もしギリシャ政府と債権団三者が、相互に受け入れ可能な合意に達しなければ、この国はデフォルトに陥る可能性がある。一方7月5日ギリシャでは、ツィプラス首相の提唱で国民投票が実施される。その中で国民は、緊縮財政政策を継続すべきだとの債権団の提案を受け入れるかどうか、直接意志表示する。資金を拠出するための条件の中には、年金需給年齢を67歳まで引き上げること、物質的に恵まれない年金生活者への追加支払いの削減、ギリシャの島々のための消費税に関する優遇措置の撤廃、ビジネスに対する税金の引き上げなどが含まれている。
ツィプラス首相は、国民に対し投票では、国際債権団の提案を退けるよう訴えた。彼の意見によれば、もし有権者の大多数が、緊縮財政措置に反対すれば、それはアテネ政府がEUやIMFそして欧州中央銀行との交渉で、相手側の歩み寄りを期待できるとの事だ。一方欧州委員会のユンケル委員長は国民投票を前にコメントし、、ギリシャ市民に対し「自殺行為はせず」ギリシャ支援継続に関する債権団の条件に賛成するよう求めた。

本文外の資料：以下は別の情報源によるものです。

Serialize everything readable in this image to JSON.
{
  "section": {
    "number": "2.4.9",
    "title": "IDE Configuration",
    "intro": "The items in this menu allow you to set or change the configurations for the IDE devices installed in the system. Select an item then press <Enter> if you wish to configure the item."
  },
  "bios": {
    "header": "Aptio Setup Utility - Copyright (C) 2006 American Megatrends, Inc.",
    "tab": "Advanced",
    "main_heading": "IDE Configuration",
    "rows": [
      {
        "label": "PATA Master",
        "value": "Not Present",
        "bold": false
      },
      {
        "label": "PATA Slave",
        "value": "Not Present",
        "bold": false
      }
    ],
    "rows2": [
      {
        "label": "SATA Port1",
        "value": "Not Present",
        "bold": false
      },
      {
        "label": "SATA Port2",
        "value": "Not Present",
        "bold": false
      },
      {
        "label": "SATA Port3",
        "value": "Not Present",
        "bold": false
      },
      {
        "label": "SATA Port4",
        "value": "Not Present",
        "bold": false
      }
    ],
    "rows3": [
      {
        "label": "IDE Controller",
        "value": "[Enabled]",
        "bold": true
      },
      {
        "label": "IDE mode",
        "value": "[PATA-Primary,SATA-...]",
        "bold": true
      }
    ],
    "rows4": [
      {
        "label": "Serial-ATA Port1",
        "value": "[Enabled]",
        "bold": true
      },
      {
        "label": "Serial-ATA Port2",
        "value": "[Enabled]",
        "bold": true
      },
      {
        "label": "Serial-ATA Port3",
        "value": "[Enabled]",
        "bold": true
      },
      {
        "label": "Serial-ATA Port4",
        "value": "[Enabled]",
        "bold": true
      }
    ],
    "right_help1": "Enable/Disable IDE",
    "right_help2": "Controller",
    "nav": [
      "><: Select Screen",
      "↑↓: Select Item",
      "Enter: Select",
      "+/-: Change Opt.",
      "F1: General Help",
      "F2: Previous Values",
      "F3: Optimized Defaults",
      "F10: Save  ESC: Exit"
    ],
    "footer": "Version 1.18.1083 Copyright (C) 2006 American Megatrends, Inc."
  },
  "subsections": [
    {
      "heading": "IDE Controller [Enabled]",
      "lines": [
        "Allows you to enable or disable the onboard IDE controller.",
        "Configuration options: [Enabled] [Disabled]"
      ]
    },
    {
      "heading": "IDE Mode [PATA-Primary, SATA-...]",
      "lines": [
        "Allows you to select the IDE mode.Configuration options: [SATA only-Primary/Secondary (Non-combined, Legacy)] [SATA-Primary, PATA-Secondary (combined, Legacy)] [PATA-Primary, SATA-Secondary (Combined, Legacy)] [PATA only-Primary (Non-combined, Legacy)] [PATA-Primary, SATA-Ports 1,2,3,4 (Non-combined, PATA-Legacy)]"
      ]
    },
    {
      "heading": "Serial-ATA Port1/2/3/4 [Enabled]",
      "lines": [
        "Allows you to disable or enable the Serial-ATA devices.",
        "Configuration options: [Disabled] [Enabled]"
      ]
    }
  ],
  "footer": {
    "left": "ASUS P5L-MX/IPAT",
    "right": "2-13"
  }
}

緊迫するギリシャ情勢を、現地の民間ジャーナナリストヴァッソ・ポリフロノプロ(Vasso Polychronopoulou)氏に聞いた―
「我々は、債権団三者の条件に賛成することはできない、我々の欧州のパートナー達は、我々に消費税を23%に引き上げるよう求めている。我々の競争相手の税率は10%なのにである。債権団三者は、我々が経済的に自滅するのを欲している。おまけに今は、観光シーズン真っ盛りなのだ。観光業は、百万もの失業者を抱えたギリシャ国民にとって仕事にありつける唯一の分野なのだ。これは、政治ゲームである。彼らが我々の政府を好きではないことは良く分かる。彼らは、どこか他の国の政府であれば、こんな風には行動しなかったろう。しかし多くのギリシャ人は、こんな政府であっても国民の利益を強く主唱していると捉えている。前の政府でさえ、それを試みなかった。我々は、EUから抜けたくはない、しかし平等でない欧州も欲してはいない。もし最も強力なパートナー達が、弱い国々の意見より大きな発言力を持つのであれば、それはもう連合体ではない。」
国民投票は、大部分のギリシャ人にとって、ジレンマだ。誰も、自分を締め付けるベルトを、もっときつくしたいとは望んではいない。同時に、デフォルトやEU脱退を、それに劣らず憂慮している。現在国内では、銀行の休業が宣言され、資金の移動に対するコントロールが導入された。国際オンライン決済も禁止された。こうした事はすべて、資本の流出を止めるためのものだ。ATMで引き出せる金額は、一日60ユーロと決められた。ある人々は、もう単に引き出すものはなにもない。失うものは何もないのだ。ツィプラス首相自身も同じだ。彼はすでに、もし国民が債権団の条件に賛成投票するならば、彼もその内閣も、退任、総辞職することを示唆している。